Apr 4th, 2023
8 mins

Earlier this year, an NHS trust landed itself in hot water after it asked staff to repay a one-off Christmas bonus that was wrongfully given to them. These types of mistakes, while common, can be difficult to negotiate, as any requests to return payments are rarely received well by employees and can create a hostile work environment. It is imperative that in these situations, businesses act quickly and decisively, taking swift action to recover the money while also managing delicate employee relations.

Common mistakes 

The two most common circumstances that lead to incorrect pay are:

  • a ‘mistake of fact’, for example, human error; or
  • a ‘mistake of law’, for example, if the national minimum wage is raised without the company knowing and adjusting.

However, regardless of how an error in payment occurs, the employer is always entitled to try to recoup the overpayment.

Recouping overpayments 

Most businesses have deduction clauses in their contracts which mean that they can take the equivalent sum from an employee’s future pay cheque. Deduction clauses mean that businesses do not have to go through the court system to recover funds as employees have already agreed to that solution upon signing their contracts, and businesses should seek to review or add in these clauses where appropriate to smooth the process should an incorrect payment occur. Equally, it is imperative that employers ensure that the affected payslips are clearly itemised and logged with HMRC to make the deduction lawful.

Typically repayments are taken in a series of instalments. However, an employer can also choose to take back the overpayment as a lump sum, using the employee’s entire paycheque if required, as correcting an overpayment is one of the exemptions listed by the law that ensures employees receive the national minimum wage.
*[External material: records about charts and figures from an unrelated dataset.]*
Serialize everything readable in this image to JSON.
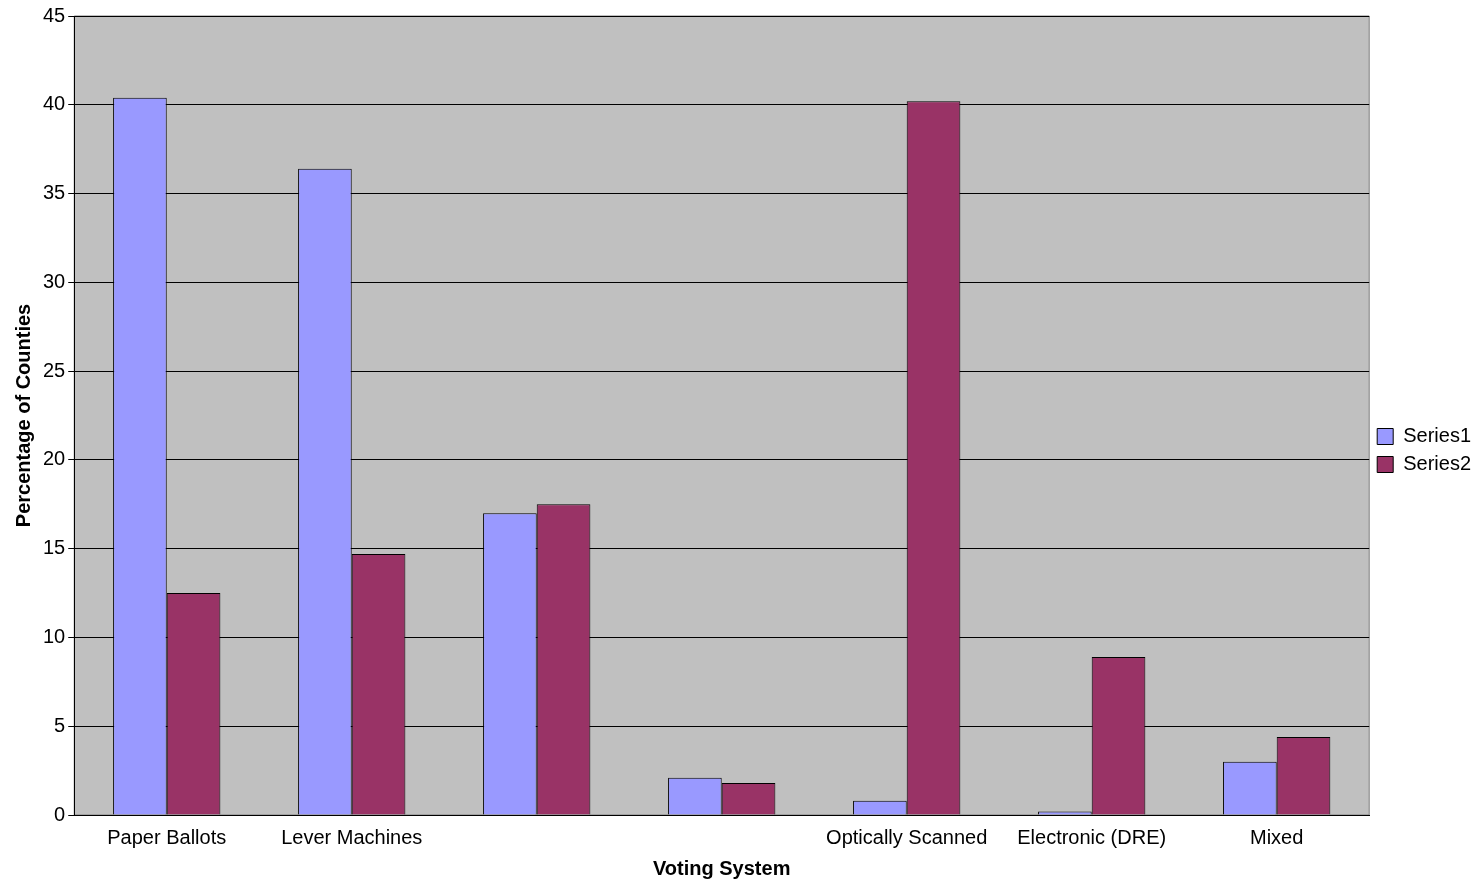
{
  "chart_data": {
    "type": "bar",
    "xlabel": "Voting System",
    "ylabel": "Percentage of Counties",
    "categories": [
      "Paper Ballots",
      "Lever Machines",
      null,
      null,
      "Optically Scanned",
      "Electronic (DRE)",
      "Mixed"
    ],
    "series": [
      {
        "name": "Series1",
        "color": "#9999ff",
        "values": [
          40.4,
          36.4,
          17.0,
          2.1,
          0.8,
          0.2,
          3.0
        ]
      },
      {
        "name": "Series2",
        "color": "#993366",
        "values": [
          12.5,
          14.7,
          17.5,
          1.8,
          40.2,
          8.9,
          4.4
        ]
      }
    ],
    "ylim": [
      0,
      45
    ],
    "yticks": [
      0,
      5,
      10,
      15,
      20,
      25,
      30,
      35,
      40,
      45
    ],
    "grid": "y",
    "legend": "right"
  }
}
Whilst a lump sum deduction is a legitimate option for employers, it is very unpopular among employees who depend on regular wages and would only be recommended in the case of an employee leaving the business, after which it would be impossible to recover the funds.

How to recoup an overpayment, when there is no deduction clause in place 

If a deduction clause is not in place, a business must go to court in order to recover the funds. In most cases the employer will be entitled to take the money back, but it should act quickly. If the mistake remains undetected or is not acted upon on after two months or so, employees can present a ‘change in circumstance’ defence which could mean that they have spent the money or that their financial position has changed making them unable to repay the sum.

Whether a business has deduction clause in its contracts or not, maintaining good relationships with employees needs to be a top priority, as it will be beneficial should a mistake in pay occur. Incorrect payment situations can damage a business’ reputation within the workplace long term if not handled sensitively, disrupting the day-to-day environment. To avoid this, employers should be as transparent as possible about how the mistake occurred, what is being done to amend it and what steps they will take to ensure it does not happen again. Any communication about the situation should be clear and professional, and come from a person in a position of authority or a member of the senior leadership team.

Preventing incorrect payments 

To prevent incorrect payments being distributed, businesses should have protocols in place for payment information being updated and checked prior to funds being transferred to the employees. This means ensuring that any promotions, change in hours or overtime payments are recorded at the time and verified prior to payday, creating an evidenced paper trail.

Businesses should also take steps to ensure that they are aware of any and all changes to relevant pay laws, such as the national minimum wage. Making HR teams aware that they need to keep up-to-date with this and any other legislative changes that affect employee’s pay will increase the chance that the change is noticed and can be acted upon prior to the next payday, mitigating the risk of mistakes.

Diligence is imperative to avoiding any form of incorrect payment and having measures in place to avoid them occurring will not only keep a business from potentially going to court, but will also maintain employees’ trust. If a mistake is made, solving it quickly and efficiently in a sensitive manner will be beneficial for both the business and its employees.